The vineyards of France and Italy got nearly wiped out at the end of the 19th century. They rebuilt their vineyards with cuttings brought from California. It kind of beggars the snottiness of those who allege that French or Italian wines are superior to California wines, but for me, the point is that for whatever the disaster may be for the individual grower, the crops can come back.

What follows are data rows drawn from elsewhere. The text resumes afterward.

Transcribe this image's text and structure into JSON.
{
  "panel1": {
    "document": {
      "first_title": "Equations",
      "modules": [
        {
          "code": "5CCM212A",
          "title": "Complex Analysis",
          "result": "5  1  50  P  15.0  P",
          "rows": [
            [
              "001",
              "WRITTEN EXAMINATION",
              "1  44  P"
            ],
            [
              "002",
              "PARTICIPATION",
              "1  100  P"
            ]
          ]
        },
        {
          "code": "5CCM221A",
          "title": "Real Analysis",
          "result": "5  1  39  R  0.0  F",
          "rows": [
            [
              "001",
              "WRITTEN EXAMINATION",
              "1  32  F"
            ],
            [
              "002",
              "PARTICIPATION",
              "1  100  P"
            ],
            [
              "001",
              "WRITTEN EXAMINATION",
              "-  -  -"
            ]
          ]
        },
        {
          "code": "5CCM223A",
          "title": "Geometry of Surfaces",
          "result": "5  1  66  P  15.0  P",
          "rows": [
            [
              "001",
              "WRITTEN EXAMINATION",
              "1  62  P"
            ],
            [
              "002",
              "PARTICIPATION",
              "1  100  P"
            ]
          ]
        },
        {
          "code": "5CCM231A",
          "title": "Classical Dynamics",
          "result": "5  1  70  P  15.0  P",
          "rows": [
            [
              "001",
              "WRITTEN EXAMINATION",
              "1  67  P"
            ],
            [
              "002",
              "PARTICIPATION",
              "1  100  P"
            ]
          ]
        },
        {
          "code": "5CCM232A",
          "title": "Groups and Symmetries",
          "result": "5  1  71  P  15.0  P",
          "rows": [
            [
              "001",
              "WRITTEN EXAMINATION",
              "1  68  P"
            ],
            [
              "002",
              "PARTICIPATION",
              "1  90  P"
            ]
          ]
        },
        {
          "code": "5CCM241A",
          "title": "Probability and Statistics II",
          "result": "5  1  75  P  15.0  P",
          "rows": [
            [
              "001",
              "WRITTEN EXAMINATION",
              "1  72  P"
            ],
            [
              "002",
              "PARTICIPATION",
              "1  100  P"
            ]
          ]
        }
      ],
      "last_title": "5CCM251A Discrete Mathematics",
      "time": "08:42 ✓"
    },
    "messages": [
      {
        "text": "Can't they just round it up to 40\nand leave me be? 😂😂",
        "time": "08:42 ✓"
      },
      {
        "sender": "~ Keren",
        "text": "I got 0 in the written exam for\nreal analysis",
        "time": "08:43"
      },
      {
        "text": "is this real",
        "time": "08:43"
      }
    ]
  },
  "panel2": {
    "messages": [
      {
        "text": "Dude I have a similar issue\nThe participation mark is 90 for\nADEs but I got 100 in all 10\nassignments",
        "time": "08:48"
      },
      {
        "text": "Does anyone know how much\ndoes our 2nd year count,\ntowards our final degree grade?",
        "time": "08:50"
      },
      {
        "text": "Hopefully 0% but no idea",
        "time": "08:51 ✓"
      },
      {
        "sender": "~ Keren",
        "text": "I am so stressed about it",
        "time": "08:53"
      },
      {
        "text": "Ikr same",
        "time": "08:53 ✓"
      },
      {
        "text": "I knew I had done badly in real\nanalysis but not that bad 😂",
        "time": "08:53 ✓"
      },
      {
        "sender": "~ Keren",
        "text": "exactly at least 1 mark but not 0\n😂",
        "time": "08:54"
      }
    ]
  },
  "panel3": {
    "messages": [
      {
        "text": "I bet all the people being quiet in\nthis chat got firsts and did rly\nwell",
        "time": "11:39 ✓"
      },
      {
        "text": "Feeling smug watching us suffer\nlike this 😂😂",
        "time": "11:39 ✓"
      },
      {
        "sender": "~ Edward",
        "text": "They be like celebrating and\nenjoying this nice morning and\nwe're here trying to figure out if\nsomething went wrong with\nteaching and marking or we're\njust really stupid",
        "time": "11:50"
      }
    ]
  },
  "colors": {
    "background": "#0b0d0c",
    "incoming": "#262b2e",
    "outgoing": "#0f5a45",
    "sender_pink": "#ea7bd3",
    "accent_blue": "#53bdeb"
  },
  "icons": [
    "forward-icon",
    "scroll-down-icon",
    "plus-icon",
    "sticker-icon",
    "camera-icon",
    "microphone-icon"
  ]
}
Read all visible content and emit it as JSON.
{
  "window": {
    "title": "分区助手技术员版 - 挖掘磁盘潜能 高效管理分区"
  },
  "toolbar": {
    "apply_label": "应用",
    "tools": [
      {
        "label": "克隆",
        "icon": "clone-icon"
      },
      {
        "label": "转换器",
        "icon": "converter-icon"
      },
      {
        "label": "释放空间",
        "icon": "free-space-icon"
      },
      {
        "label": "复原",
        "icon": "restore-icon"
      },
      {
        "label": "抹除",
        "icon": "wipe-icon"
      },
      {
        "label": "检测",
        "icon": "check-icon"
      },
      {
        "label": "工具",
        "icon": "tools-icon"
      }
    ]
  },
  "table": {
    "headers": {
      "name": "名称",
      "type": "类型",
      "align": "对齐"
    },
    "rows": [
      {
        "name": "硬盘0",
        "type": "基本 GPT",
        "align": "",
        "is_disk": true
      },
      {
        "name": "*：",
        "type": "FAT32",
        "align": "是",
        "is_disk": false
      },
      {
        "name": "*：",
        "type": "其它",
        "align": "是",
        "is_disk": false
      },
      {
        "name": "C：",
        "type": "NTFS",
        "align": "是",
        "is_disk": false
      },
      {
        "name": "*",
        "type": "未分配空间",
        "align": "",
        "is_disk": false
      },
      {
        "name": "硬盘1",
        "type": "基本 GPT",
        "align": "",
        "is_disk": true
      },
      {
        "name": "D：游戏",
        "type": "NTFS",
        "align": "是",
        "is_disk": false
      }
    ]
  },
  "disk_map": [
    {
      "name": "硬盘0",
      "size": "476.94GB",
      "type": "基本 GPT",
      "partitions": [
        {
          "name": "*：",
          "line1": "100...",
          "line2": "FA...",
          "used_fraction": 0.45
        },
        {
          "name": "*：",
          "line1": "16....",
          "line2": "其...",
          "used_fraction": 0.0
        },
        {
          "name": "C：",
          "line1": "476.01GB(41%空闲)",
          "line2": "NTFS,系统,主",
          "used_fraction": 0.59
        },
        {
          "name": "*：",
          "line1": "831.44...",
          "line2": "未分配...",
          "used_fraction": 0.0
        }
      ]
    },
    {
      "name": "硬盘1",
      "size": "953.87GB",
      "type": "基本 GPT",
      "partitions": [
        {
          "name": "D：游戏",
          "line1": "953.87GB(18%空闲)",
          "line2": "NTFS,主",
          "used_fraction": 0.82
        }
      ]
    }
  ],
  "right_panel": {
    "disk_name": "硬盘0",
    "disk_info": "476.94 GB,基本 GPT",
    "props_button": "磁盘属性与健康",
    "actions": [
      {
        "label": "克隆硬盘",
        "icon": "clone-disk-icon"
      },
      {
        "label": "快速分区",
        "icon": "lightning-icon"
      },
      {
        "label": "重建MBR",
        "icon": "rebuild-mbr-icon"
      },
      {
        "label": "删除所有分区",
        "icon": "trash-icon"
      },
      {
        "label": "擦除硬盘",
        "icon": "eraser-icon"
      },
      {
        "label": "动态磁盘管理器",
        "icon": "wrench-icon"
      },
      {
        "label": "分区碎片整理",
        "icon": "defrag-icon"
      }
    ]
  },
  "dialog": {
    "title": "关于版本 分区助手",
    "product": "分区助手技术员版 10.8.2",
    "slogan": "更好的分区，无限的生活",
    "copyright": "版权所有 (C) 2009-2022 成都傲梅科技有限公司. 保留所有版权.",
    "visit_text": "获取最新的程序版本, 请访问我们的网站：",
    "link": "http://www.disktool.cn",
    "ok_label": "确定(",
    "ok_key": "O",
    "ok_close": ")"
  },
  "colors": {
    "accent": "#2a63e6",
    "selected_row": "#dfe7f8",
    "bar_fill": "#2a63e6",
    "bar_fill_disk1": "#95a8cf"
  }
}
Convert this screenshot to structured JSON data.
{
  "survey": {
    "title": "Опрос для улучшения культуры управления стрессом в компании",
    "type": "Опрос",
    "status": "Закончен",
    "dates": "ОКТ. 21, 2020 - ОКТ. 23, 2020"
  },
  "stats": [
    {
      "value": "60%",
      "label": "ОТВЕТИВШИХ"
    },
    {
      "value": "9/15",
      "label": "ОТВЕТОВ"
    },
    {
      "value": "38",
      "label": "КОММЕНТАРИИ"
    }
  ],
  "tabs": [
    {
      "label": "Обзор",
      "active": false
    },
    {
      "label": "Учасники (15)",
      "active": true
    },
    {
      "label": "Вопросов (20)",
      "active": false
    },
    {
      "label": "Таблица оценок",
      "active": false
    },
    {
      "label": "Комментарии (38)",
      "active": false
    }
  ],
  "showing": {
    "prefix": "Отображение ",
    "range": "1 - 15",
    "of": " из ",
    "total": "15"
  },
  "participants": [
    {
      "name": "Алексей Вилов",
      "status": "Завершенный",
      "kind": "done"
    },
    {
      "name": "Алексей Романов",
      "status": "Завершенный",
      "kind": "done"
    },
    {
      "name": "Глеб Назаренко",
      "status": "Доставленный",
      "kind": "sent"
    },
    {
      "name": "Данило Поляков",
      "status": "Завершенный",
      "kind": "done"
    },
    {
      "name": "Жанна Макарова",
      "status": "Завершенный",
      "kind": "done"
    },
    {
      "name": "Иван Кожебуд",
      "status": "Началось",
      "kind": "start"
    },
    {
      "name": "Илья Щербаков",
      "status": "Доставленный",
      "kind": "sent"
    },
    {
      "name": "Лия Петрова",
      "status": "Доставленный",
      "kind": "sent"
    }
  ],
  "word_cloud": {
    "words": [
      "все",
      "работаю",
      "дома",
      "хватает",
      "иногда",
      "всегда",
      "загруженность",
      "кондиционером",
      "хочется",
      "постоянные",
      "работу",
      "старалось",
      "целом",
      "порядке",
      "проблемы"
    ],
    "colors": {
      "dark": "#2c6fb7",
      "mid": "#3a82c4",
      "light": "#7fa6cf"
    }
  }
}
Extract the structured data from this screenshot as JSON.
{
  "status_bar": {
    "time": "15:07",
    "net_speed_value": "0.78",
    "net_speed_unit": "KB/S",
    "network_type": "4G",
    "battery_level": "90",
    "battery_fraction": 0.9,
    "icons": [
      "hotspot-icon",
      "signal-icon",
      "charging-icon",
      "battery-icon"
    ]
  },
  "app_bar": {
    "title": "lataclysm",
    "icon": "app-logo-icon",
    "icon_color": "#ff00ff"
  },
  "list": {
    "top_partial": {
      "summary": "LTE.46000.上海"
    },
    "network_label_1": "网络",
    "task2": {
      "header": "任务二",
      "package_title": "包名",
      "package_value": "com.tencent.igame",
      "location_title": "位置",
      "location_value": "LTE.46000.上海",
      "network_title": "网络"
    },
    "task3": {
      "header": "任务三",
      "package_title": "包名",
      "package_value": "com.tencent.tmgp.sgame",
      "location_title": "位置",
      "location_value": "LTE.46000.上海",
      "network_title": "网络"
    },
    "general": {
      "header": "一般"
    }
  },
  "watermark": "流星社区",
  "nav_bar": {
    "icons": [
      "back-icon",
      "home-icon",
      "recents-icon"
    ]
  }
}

In Ireland the potato blight of the mid-19th century destroyed the potatoes everywhere but in Kerry. Repeated attempts to recover the potato crops by using cuttings from Kerry failed, but someone made one more try, and the potato recovered in Ireland. Kerrymen have become the "Polacks" of Ireland--lots of "dumb" jokes about Kerrymen. Maybe that's why--resentment.
farmerman
 
  2  
Reply Sun 4 Aug, 2013 07:28 pm
@Setanta,
yeh, may be that my tater concern is overblown. But itd be a major inconvenience for time until new cultivars caould be established and the fungi swept our of the soils.

We are in a worldwide petri dish with strange diseases cropping up all the time.
0 Replies
 
JTT
 
  0  
Reply Sun 4 Aug, 2013 09:46 pm
@Setanta,
Need I mention, Set and Farmer, you two are way off topic.
panzade
 
  1  
Reply Mon 5 Aug, 2013 07:01 am
@JTT,
Very Happy I love it when you poke fun at yourself
JTT
 
  0  
Reply Mon 5 Aug, 2013 04:46 pm
@panzade,
I'm honest enough to admit it, Pan. These other two cocksuckers aren't.